Mirrored from the canonical docs/PLAN.md in the repo. Edit there.
Coracle — Implementation Plan
Problem Statement
Build a personal-machine AI coracle (Mac M1 Pro, 16GB RAM) that intelligently splits work between free-tier "big" cloud AI (planning) and local Ollama models (reasoning + execution), without ever spiking RAM enough to crash the machine. Consumed by coding agents like Claude Code, opencode, and codex.
Core Concept
User query (from opencode / Claude Code / codex via OpenAI-compatible /v1/chat/completions)
↓
[Local Reasoning Model — qwen2.5:7b, RESIDENT]
① CLASSIFY intent → { fast | deep | research | status }
(tiny structured-output prompt, ~200ms, no big-AI call)
② Based on class, dispatch to one of the pipelines below.
↓
┌──────────────────── if class = status ────────────────────┐
│ Read SQLite job state → template (or 1.5B narrator) │
│ → return immediately, never load coder │
└────────────────────────────────────────────────────────────┘
┌──────────────────── if class = fast ──────────────────────┐
│ Reasoning plans locally → coder executes → reasoning │
│ verifies.

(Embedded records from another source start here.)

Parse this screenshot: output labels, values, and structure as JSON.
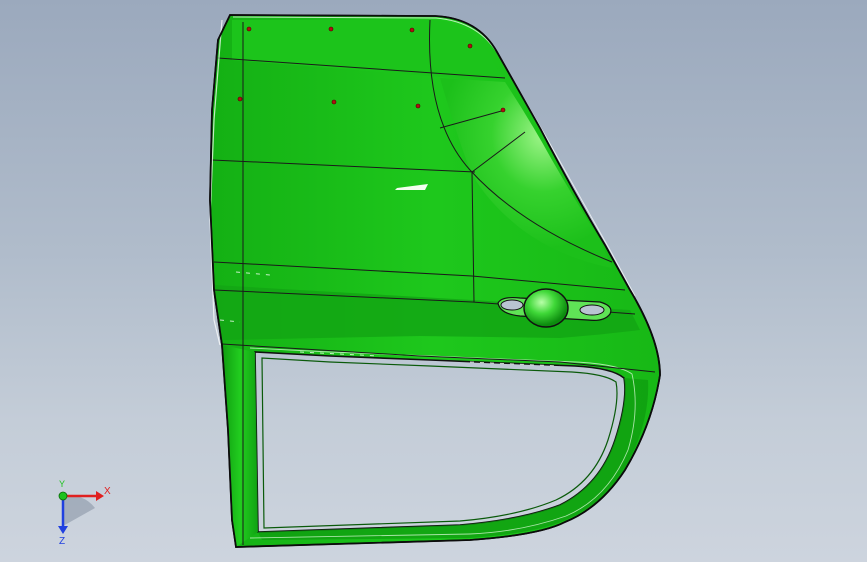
{
  "viewport": {
    "background_top": "#9ba9bd",
    "background_bottom": "#cdd4de"
  },
  "model": {
    "part_name": "car-door-panel",
    "surface_color": "#1dc41a",
    "surface_color_dark": "#0e8f10",
    "surface_highlight": "#8ff27a",
    "edge_color": "#111111",
    "handle": "door-handle"
  },
  "triad": {
    "x_label": "X",
    "y_label": "Y",
    "z_label": "Z",
    "x_color": "#e02020",
    "y_color": "#1ec21e",
    "z_color": "#2040e0"
  }
}
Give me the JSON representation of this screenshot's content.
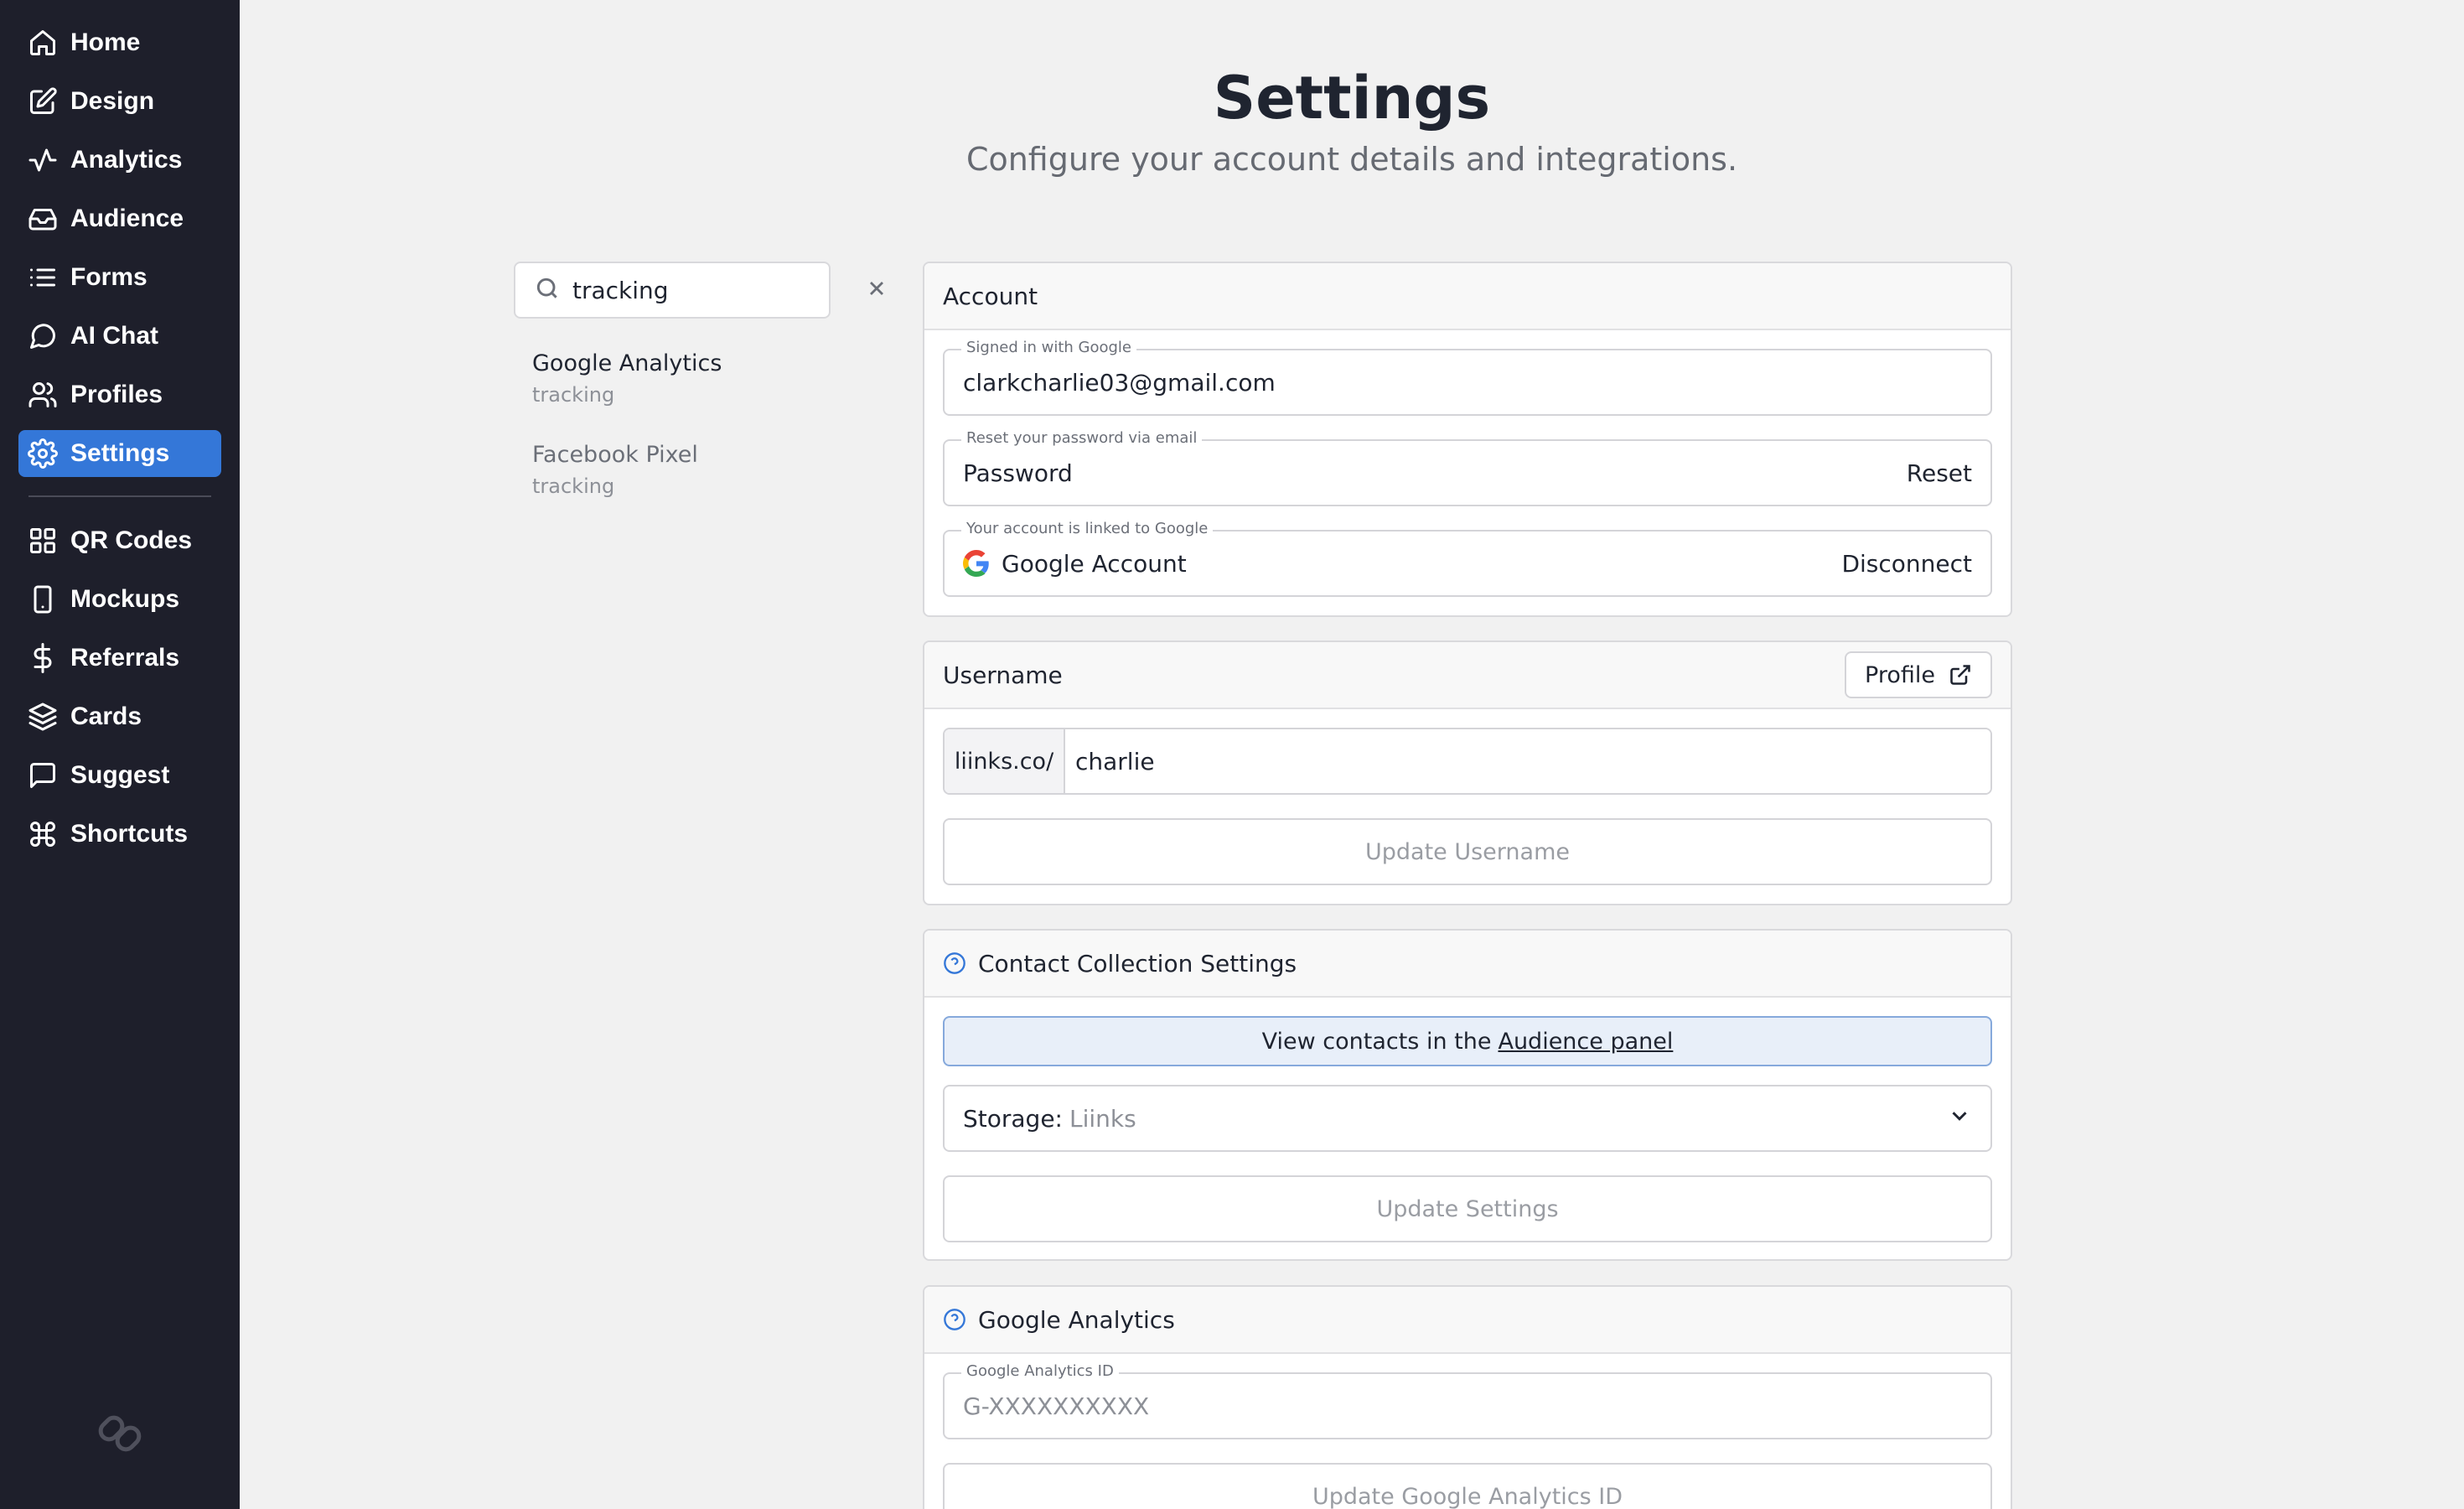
{
  "sidebar": {
    "items": [
      {
        "label": "Home",
        "icon": "home-icon"
      },
      {
        "label": "Design",
        "icon": "edit-icon"
      },
      {
        "label": "Analytics",
        "icon": "activity-icon"
      },
      {
        "label": "Audience",
        "icon": "inbox-icon"
      },
      {
        "label": "Forms",
        "icon": "list-icon"
      },
      {
        "label": "AI Chat",
        "icon": "chat-bubble-icon"
      },
      {
        "label": "Profiles",
        "icon": "users-icon"
      },
      {
        "label": "Settings",
        "icon": "gear-icon",
        "active": true
      },
      {
        "label": "QR Codes",
        "icon": "grid-icon"
      },
      {
        "label": "Mockups",
        "icon": "phone-icon"
      },
      {
        "label": "Referrals",
        "icon": "dollar-icon"
      },
      {
        "label": "Cards",
        "icon": "layers-icon"
      },
      {
        "label": "Suggest",
        "icon": "message-square-icon"
      },
      {
        "label": "Shortcuts",
        "icon": "command-icon"
      }
    ],
    "logo_icon": "link-logo-icon"
  },
  "header": {
    "title": "Settings",
    "subtitle": "Configure your account details and integrations."
  },
  "search": {
    "value": "tracking",
    "results": [
      {
        "title": "Google Analytics",
        "tag": "tracking"
      },
      {
        "title": "Facebook Pixel",
        "tag": "tracking"
      }
    ]
  },
  "account": {
    "title": "Account",
    "email_legend": "Signed in with Google",
    "email": "clarkcharlie03@gmail.com",
    "password_legend": "Reset your password via email",
    "password_label": "Password",
    "reset_label": "Reset",
    "google_legend": "Your account is linked to Google",
    "google_label": "Google Account",
    "disconnect_label": "Disconnect"
  },
  "username": {
    "title": "Username",
    "profile_button": "Profile",
    "prefix": "liinks.co/",
    "value": "charlie",
    "update_button": "Update Username"
  },
  "contact": {
    "title": "Contact Collection Settings",
    "banner_text": "View contacts in the",
    "banner_link": "Audience panel",
    "storage_label": "Storage:",
    "storage_value": "Liinks",
    "update_button": "Update Settings"
  },
  "google_analytics": {
    "title": "Google Analytics",
    "id_legend": "Google Analytics ID",
    "id_placeholder": "G-XXXXXXXXXX",
    "update_button": "Update Google Analytics ID"
  },
  "colors": {
    "sidebar_bg": "#1e1f2b",
    "accent": "#3477d8",
    "page_bg": "#f1f1f1"
  }
}
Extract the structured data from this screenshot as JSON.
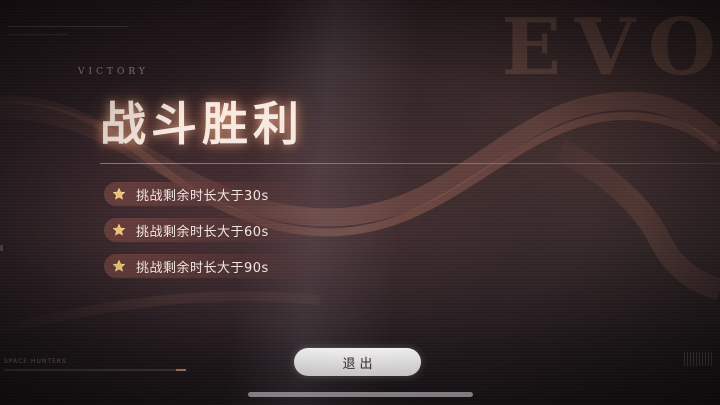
{
  "background": {
    "watermark": "EVO",
    "accent_color": "#e8a07a"
  },
  "result": {
    "subtitle": "VICTORY",
    "title": "战斗胜利"
  },
  "conditions": [
    {
      "icon": "star-icon",
      "text": "挑战剩余时长大于30s"
    },
    {
      "icon": "star-icon",
      "text": "挑战剩余时长大于60s"
    },
    {
      "icon": "star-icon",
      "text": "挑战剩余时长大于90s"
    }
  ],
  "actions": {
    "exit_label": "退出"
  },
  "footer": {
    "corner_label": "SPACE HUNTERS",
    "progress": 0.95
  }
}
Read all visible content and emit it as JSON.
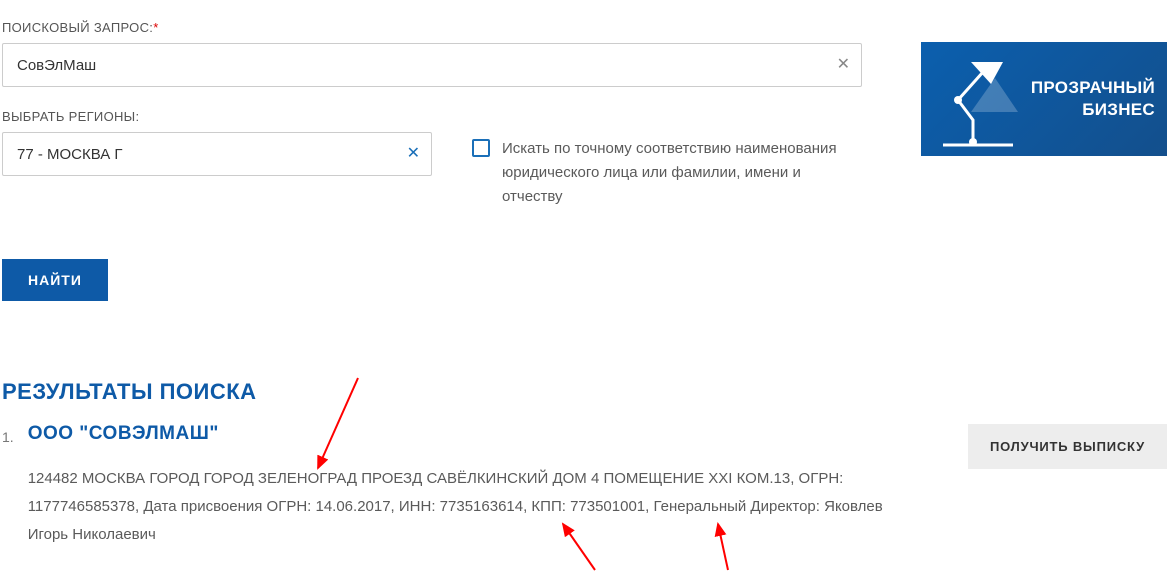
{
  "search": {
    "query_label": "ПОИСКОВЫЙ ЗАПРОС:",
    "required_mark": "*",
    "query_value": "СовЭлМаш",
    "region_label": "ВЫБРАТЬ РЕГИОНЫ:",
    "region_value": "77 - МОСКВА Г",
    "exact_match_label": "Искать по точному соответствию наименования юридического лица или фамилии, имени и отчеству",
    "submit_label": "НАЙТИ"
  },
  "banner": {
    "line1": "ПРОЗРАЧНЫЙ",
    "line2": "БИЗНЕС"
  },
  "results": {
    "heading": "РЕЗУЛЬТАТЫ ПОИСКА",
    "get_extract_label": "ПОЛУЧИТЬ ВЫПИСКУ",
    "items": [
      {
        "num": "1.",
        "title": "ООО \"СОВЭЛМАШ\"",
        "details": "124482 МОСКВА ГОРОД ГОРОД ЗЕЛЕНОГРАД ПРОЕЗД САВЁЛКИНСКИЙ ДОМ 4 ПОМЕЩЕНИЕ XXI КОМ.13, ОГРН: 1177746585378, Дата присвоения ОГРН: 14.06.2017, ИНН: 7735163614, КПП: 773501001, Генеральный Директор: Яковлев Игорь Николаевич"
      }
    ]
  }
}
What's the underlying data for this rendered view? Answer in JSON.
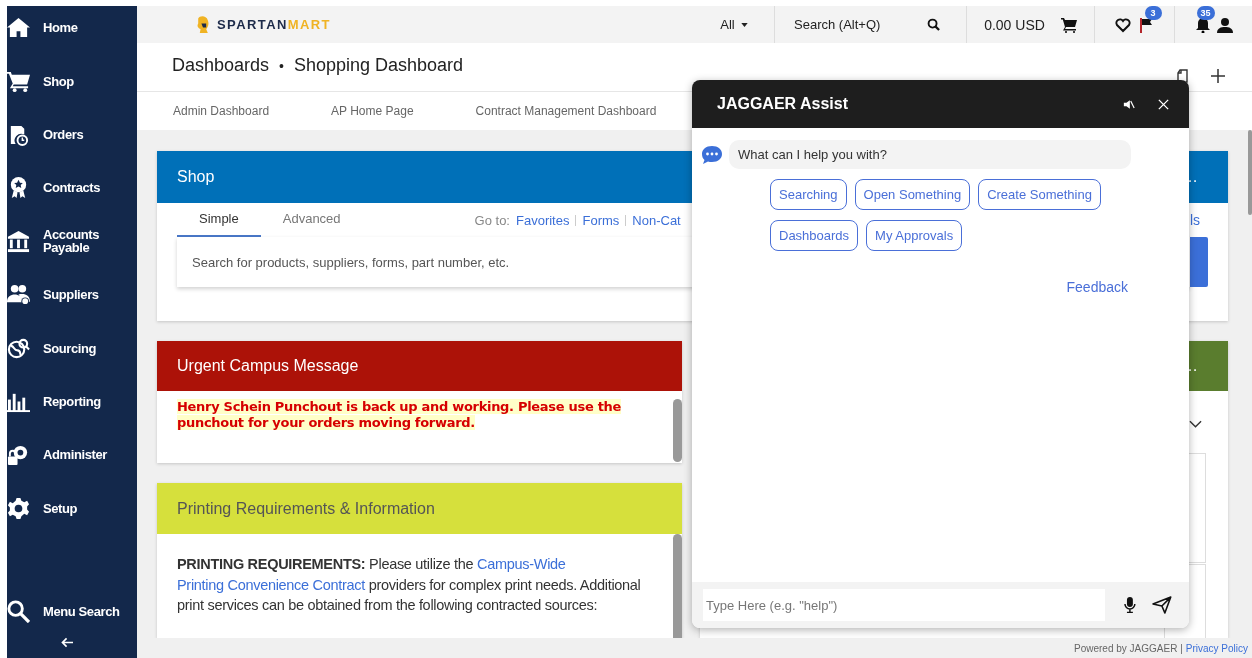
{
  "sidebar": {
    "items": [
      {
        "label": "Home"
      },
      {
        "label": "Shop"
      },
      {
        "label": "Orders"
      },
      {
        "label": "Contracts"
      },
      {
        "label": "Accounts Payable"
      },
      {
        "label": "Suppliers"
      },
      {
        "label": "Sourcing"
      },
      {
        "label": "Reporting"
      },
      {
        "label": "Administer"
      },
      {
        "label": "Setup"
      }
    ],
    "menu_search": "Menu Search"
  },
  "top_bar": {
    "logo": [
      "SPARTAN",
      "MART"
    ],
    "scope": "All",
    "search": {
      "placeholder": "Search (Alt+Q)"
    },
    "cart_total": "0.00 USD",
    "flag_badge": "3",
    "notification_badge": "35"
  },
  "breadcrumb": {
    "items": [
      "Dashboards",
      "Shopping Dashboard"
    ],
    "separator": "•"
  },
  "dashboard_tabs": [
    {
      "label": "Admin Dashboard",
      "selected": false
    },
    {
      "label": "AP Home Page",
      "selected": false
    },
    {
      "label": "Contract Management Dashboard",
      "selected": false
    }
  ],
  "shop_widget": {
    "title": "Shop",
    "more": "…",
    "tabs": [
      {
        "label": "Simple",
        "selected": true
      },
      {
        "label": "Advanced",
        "selected": false
      }
    ],
    "goto_label": "Go to:",
    "goto_links": [
      "Favorites",
      "Forms",
      "Non-Cat"
    ],
    "link_fragment": "ls",
    "search": {
      "placeholder": "Search for products, suppliers, forms, part number, etc."
    }
  },
  "urgent_message": {
    "title": "Urgent Campus Message",
    "message": "Henry Schein Punchout is back up and working. Please use the punchout for your orders moving forward."
  },
  "printing": {
    "title": "Printing Requirements & Information",
    "body": [
      {
        "kind": "bold",
        "text": "PRINTING REQUIREMENTS:"
      },
      {
        "kind": "plain",
        "text": " Please utilize the "
      },
      {
        "kind": "link",
        "text": "Campus-Wide"
      },
      {
        "kind": "link",
        "text": "Printing Convenience Contract"
      },
      {
        "kind": "plain",
        "text": " providers for complex print needs. Additional print services can be obtained from the following contracted sources:"
      }
    ]
  },
  "right_widget": {
    "more": "…"
  },
  "chat": {
    "title": "JAGGAER Assist",
    "bot_message": "What can I help you with?",
    "quick_replies": [
      "Searching",
      "Open Something",
      "Create Something",
      "Dashboards",
      "My Approvals"
    ],
    "feedback": "Feedback",
    "input": {
      "placeholder": "Type Here (e.g. \"help\")"
    }
  },
  "footer": {
    "text": "Powered by JAGGAER |",
    "link": "Privacy Policy"
  }
}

No big-AI hop. RAM-friendly, low latency. │
└────────────────────────────────────────────────────────────┘
┌──────────────── if class = deep / research ───────────────┐
│ Reasoning consolidates context + refines prompt │
│ ↓ │
│ Big AI (Gemini / Groq / Ollama Cloud / browser fallback) │
│ ↓ │
│ Reasoning parses into checkpointed steps │
│ ↓ │
│ Coder executes step-by-step using tool belt │
│ ↓ │
│ Reasoning verifies → continue / replan / done │
│ (research class = same flow but biased toward web tools) │
└────────────────────────────────────────────────────────────┘
The classifier is the always-on front door. The user just talks to one model called coracle — routing is invisible.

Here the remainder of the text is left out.